Cool that this is (hopefully) being done! I have had this on my reading list for a while and since this is about the kind of problems I also spend much time thinking about, I definitely have to understand it better at some point. I guess I can snooze it for a bit now. :P Some suggestions:

Maybe someone could write an FAQ page? Also, a somewhat generic idea is to write something that is more example based, perhaps even something that just solely gives examples. Part of why I suggest these two is that I think they can be written relatively mechanically and therefore wouldn't take that much time and insight to write. Also, maybe Vanessa or Alex could also record a talk? (Typically one explains things differently in talks/on a whiteboard and some people claim that one generally does so better than in writing.)

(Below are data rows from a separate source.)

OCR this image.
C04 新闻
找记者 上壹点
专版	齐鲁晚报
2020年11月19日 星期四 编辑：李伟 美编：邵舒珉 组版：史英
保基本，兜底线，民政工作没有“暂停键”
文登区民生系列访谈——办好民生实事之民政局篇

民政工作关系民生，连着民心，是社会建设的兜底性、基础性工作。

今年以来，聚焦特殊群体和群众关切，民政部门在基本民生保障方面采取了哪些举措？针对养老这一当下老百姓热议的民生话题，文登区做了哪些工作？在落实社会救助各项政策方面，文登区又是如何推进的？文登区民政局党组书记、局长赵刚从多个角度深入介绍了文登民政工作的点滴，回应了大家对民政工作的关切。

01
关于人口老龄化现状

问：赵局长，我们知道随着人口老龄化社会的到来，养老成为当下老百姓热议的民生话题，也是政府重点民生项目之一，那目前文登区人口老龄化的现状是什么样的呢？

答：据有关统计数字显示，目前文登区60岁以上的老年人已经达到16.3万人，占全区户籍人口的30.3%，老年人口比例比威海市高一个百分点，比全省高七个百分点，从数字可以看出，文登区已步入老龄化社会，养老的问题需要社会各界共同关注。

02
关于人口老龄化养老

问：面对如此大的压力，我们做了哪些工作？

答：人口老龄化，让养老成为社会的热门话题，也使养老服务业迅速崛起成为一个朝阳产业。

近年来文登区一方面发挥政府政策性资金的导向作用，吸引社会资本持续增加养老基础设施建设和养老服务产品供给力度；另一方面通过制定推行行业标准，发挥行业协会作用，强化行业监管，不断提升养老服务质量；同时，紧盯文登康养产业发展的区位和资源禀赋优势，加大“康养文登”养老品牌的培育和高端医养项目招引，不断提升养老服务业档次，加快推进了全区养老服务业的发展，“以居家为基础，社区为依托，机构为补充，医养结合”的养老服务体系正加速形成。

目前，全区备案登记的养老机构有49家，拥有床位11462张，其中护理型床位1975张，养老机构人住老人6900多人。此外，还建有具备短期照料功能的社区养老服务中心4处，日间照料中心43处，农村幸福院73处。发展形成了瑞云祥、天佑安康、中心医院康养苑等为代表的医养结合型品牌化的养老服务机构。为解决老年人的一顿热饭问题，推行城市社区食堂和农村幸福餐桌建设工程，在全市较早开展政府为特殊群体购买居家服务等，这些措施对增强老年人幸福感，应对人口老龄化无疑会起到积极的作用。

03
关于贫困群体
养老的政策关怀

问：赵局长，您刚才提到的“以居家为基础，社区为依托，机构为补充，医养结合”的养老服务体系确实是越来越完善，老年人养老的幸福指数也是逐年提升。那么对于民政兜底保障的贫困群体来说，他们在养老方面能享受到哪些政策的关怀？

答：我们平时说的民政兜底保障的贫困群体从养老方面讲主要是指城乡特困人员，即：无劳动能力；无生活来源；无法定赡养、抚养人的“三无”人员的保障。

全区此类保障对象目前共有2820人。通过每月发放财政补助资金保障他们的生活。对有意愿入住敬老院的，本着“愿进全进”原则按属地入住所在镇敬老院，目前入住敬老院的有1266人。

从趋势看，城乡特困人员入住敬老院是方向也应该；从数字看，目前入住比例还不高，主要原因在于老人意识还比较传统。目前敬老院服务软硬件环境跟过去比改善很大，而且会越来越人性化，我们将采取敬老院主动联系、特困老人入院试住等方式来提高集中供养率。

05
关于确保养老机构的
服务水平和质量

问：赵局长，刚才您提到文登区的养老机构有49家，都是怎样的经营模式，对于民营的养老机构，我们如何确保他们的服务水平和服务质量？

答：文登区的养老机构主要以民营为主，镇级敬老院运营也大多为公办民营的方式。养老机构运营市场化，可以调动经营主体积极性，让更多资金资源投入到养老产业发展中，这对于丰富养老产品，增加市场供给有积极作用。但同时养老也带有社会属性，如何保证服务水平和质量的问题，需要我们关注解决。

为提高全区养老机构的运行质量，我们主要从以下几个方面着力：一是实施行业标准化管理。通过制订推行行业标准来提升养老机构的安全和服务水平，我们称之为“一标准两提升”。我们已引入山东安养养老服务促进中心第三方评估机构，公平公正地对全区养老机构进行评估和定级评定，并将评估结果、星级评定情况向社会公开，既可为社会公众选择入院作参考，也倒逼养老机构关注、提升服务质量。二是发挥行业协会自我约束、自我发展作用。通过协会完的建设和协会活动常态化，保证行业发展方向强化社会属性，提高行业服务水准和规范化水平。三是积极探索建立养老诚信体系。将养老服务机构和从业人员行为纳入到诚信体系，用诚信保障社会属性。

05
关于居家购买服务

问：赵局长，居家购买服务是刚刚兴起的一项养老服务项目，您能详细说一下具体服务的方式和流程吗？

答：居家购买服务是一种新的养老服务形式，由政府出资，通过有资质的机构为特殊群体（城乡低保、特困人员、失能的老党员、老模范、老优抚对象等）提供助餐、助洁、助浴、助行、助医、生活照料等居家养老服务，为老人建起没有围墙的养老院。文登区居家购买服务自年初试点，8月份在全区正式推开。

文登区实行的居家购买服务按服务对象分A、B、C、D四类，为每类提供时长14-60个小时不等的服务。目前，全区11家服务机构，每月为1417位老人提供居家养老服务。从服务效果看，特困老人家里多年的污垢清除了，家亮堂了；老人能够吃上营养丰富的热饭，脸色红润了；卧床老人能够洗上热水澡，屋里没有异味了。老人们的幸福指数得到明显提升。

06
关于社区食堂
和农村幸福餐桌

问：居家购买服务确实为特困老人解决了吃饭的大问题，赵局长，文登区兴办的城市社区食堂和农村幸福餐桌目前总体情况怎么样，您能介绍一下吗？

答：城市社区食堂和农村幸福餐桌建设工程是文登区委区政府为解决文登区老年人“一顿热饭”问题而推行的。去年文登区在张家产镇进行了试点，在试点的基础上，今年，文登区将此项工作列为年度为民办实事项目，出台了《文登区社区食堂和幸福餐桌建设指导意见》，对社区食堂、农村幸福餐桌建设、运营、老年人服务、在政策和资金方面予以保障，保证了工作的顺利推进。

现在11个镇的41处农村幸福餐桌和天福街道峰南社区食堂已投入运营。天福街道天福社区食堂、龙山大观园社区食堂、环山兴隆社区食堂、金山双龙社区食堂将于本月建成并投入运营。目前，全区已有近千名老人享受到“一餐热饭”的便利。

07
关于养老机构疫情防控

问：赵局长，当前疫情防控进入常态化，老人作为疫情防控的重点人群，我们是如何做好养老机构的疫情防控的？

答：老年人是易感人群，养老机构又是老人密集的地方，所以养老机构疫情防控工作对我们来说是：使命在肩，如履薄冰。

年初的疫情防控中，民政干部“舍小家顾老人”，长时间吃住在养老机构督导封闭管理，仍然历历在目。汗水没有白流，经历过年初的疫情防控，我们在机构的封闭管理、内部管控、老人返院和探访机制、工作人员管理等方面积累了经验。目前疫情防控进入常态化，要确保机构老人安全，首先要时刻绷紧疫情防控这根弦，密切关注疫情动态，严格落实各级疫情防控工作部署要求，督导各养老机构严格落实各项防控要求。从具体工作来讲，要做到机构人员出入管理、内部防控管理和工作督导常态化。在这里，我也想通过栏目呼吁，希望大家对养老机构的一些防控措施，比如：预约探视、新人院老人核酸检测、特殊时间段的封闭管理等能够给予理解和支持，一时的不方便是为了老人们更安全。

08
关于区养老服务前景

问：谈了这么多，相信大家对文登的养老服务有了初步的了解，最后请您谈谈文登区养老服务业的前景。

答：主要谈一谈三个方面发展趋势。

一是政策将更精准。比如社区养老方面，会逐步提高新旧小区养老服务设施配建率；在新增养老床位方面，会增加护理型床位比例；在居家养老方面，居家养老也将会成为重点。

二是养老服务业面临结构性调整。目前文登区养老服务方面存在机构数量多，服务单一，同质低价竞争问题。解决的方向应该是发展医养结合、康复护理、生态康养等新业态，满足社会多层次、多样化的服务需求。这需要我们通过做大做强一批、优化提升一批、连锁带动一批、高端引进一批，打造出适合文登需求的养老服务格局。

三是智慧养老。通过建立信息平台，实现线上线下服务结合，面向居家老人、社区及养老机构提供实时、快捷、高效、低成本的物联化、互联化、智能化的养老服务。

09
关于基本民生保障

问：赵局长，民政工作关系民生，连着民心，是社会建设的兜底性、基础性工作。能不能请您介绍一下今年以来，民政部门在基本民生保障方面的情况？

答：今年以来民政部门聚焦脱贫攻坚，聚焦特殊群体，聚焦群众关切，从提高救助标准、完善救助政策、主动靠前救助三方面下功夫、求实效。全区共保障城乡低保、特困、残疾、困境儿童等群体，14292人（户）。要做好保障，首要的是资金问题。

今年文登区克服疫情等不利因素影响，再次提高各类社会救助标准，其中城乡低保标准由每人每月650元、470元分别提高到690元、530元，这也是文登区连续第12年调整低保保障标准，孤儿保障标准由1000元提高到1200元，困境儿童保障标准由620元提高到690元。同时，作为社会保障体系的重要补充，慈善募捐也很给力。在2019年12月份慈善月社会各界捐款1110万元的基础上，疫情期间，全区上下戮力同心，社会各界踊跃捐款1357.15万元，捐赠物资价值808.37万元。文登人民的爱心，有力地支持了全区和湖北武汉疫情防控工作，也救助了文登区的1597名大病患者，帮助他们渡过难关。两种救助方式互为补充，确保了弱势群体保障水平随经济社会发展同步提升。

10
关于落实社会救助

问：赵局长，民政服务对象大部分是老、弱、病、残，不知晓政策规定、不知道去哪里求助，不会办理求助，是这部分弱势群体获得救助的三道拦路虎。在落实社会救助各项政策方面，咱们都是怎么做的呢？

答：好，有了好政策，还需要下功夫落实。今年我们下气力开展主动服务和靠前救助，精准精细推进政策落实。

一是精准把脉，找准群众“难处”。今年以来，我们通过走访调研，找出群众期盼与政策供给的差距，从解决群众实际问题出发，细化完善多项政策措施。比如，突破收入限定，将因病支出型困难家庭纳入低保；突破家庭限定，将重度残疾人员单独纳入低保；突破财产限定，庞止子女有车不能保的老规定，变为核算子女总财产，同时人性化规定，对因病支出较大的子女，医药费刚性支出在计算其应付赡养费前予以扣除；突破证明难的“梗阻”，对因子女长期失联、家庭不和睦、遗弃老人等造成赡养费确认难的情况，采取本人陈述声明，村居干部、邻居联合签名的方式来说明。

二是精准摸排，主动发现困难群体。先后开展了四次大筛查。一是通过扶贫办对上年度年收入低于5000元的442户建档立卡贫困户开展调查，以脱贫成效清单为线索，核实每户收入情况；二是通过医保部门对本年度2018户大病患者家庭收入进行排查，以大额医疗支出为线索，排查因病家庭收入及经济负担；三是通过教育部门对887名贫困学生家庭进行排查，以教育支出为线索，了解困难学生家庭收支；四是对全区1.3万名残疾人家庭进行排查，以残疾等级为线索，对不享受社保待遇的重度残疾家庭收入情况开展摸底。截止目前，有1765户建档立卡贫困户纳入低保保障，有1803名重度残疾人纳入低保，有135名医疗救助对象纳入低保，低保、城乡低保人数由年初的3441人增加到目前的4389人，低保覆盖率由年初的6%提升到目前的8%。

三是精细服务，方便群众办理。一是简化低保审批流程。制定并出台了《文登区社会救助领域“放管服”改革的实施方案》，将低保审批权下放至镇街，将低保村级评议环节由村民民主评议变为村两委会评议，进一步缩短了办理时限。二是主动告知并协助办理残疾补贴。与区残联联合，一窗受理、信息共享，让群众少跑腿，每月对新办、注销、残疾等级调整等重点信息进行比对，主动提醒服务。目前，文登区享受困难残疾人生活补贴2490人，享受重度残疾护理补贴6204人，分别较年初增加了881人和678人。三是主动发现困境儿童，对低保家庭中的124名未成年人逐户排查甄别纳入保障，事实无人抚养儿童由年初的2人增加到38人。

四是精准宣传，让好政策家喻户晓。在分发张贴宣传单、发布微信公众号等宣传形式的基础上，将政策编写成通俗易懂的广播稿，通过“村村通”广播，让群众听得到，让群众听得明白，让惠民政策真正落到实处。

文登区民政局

I think for me the kind of writeup that would have been most helpful (and maybe still is) would be some relatively short (5-15 pages), clean, self-contained article that communicates the main insight(s), perhaps at the cost of losing generality and leaving some things informal. So somewhere in between the original intro post / the content in the AXRP episode / Rohin's summary (all of which explain the main idea but are very informal) and the actual sequence (which seems to require wading through a lot of intrinsically not that interesting things before getting to the juicy bits). I don't know to what extent this is feasible, given that I haven't read any of the technical parts yet. (Of course, a lot of projects have this presentation problem, but I think usually there's some way to address this. E.g., compare the logical induction paper, which probably has a number of important technical aspects that I still don't understand or forgot at this point. But where by making a lot of things a bit informal, the main idea can be grasped from the short version, or from a talk.)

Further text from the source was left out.